The standard DMA assignments are:
|DMA Channel||Standard Device|
|0||Available (Sound card - MIDI)|
|2||Floppy Disk Controller|
|3||Enhanced Capabilities Port|
|4||Tie-back between DMA controllers|
|5||Available (Sound card - WAV)|
Aside from the industry standard assignments, the student should be aware that in general, slow devices use 8-bit DMA channels because the transfer rate is limited to 1 byte/transfer and the maximum transfer rate is 8.33Mhz clock but on the asynchronous ISA bus which requires two clock cycles per transfer: 1Byte X 8.33Mhz ÷ 2 = 4.16MB/sec (only in an ideal situation which never actually exists). Faster devices like hard drives and ATAPI devices attached to the ATA controller need faster speeds and therefore use the 16-bit DMA's. Finally, the sound card, while not an industry standard is present on most modern PC's and uses DMA's. It needs faster speeds for moving raw digitized sound wave files to the DAC (Digital to Analog Converter) circuitry. But it does not need this speed when transfering notes to the onboard sound synthesizer.

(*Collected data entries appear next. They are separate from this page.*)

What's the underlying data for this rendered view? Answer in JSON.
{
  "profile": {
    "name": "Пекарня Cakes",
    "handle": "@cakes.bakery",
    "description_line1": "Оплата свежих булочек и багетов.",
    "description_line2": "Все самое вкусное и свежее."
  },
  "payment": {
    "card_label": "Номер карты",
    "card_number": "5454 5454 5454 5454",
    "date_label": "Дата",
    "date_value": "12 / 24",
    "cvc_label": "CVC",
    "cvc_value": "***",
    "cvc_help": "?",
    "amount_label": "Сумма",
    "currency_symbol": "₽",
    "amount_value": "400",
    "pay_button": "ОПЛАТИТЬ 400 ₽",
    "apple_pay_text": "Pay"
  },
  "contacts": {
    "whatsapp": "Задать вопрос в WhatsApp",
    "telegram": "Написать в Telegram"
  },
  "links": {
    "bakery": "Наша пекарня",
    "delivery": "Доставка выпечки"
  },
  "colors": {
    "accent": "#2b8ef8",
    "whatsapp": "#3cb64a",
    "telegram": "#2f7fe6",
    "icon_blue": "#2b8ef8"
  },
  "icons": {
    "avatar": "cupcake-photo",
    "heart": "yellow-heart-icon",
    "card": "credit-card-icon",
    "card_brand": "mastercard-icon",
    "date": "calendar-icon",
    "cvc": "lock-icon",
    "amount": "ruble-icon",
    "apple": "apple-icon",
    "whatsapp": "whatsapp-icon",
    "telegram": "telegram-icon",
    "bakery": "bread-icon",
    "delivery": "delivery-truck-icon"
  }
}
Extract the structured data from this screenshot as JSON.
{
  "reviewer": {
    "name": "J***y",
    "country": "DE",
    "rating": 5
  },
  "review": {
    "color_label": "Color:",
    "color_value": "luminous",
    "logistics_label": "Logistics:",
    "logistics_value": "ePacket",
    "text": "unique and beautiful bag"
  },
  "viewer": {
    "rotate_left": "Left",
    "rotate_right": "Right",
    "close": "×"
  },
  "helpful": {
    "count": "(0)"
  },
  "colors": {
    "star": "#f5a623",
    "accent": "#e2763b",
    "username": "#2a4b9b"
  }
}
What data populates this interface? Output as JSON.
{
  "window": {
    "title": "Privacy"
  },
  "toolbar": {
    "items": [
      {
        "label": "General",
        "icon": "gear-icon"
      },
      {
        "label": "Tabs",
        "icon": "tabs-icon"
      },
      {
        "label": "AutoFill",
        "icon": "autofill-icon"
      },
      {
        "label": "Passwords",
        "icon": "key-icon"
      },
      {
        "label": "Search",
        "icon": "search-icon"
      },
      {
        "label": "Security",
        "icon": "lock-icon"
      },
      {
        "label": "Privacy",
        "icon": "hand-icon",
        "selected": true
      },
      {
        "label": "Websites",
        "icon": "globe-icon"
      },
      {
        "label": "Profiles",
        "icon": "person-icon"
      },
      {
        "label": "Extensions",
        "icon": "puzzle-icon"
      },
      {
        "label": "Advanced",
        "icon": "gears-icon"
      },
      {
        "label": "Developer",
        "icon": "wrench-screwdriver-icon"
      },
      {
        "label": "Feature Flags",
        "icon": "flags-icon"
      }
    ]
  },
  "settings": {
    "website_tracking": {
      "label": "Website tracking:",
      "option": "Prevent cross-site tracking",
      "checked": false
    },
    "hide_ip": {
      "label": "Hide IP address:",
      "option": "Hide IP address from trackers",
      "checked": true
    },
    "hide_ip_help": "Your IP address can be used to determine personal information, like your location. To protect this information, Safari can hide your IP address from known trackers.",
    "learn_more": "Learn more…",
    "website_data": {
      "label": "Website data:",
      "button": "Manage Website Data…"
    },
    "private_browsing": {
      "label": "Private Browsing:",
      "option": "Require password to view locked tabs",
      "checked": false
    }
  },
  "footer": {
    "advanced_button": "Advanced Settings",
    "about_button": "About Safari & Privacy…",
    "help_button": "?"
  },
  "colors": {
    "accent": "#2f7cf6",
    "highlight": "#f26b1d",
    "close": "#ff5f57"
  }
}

As such the sound card usually uses two DMA channels: one 8-bit DMA channel for MIDI (Musical Instrument Digital Interface) transfering notes to the synthesizer, and one 16-bit channel for the WAVDAC which captures or plays raw digitized sounds.
DMA controller(s) were first included in what model of the PC?
What was the data bus width attachment of the first DMA controller?
How many DMA control lines does each DMA controller have?
How many DMA channels does each DMA controller have?
How many DMA controllers were added to the motherboard architecture after the original design?
The additional DMA controller(s) were added to what model of the PC?
What is the data bus width of the additional DMA controller(s)?
How many channels have industry standard assignments (and are therefore unavailable) on each DMA controller?
Why was the i8237 chip included in the motherboard architecture of the PC?
Why was the motherboard architecture later modified by adding DMA controller(s)?
How many 16-bit DMA channels are normally available on a PC?
How many 8-bit DMA channels are normally available on the PC?
What industry standard 8-bit DMA channel may still be in use on a modern (Pentium 4 generation) PC?
What other 8-bit DMA channel may still be in use on a modern (Pentium 4 generation) PC?
List the industry standard DMA channel assignnents note which are 8-bit and which are 16-bit:
List two Windows tools for viewing system resources:
List two reasons why DMA controllers are considered deprecated?
One of the reasons, DMA controllers are considered deprecated is that the CPU is now faster at moving data bewteen RAM and the device I/O address. This is called:
What are the two operations that the DMA controller is "hard-wired" to do?
What technology takes advantage of 16-bit DMA modes?
What technology takes advantage of PIO modes?
True or False, DMA controllers can only read device I/O addresses.
By what method does the actual device communcate its "ready" status for data transfer with the DMA controller?
Which devices are more likely to use the 8-bit DMA channels?
Which devices are more likely to use the 16-bit DMA channels?
Which devices are more likely to use both 8-bit and 16-bit DMA channels?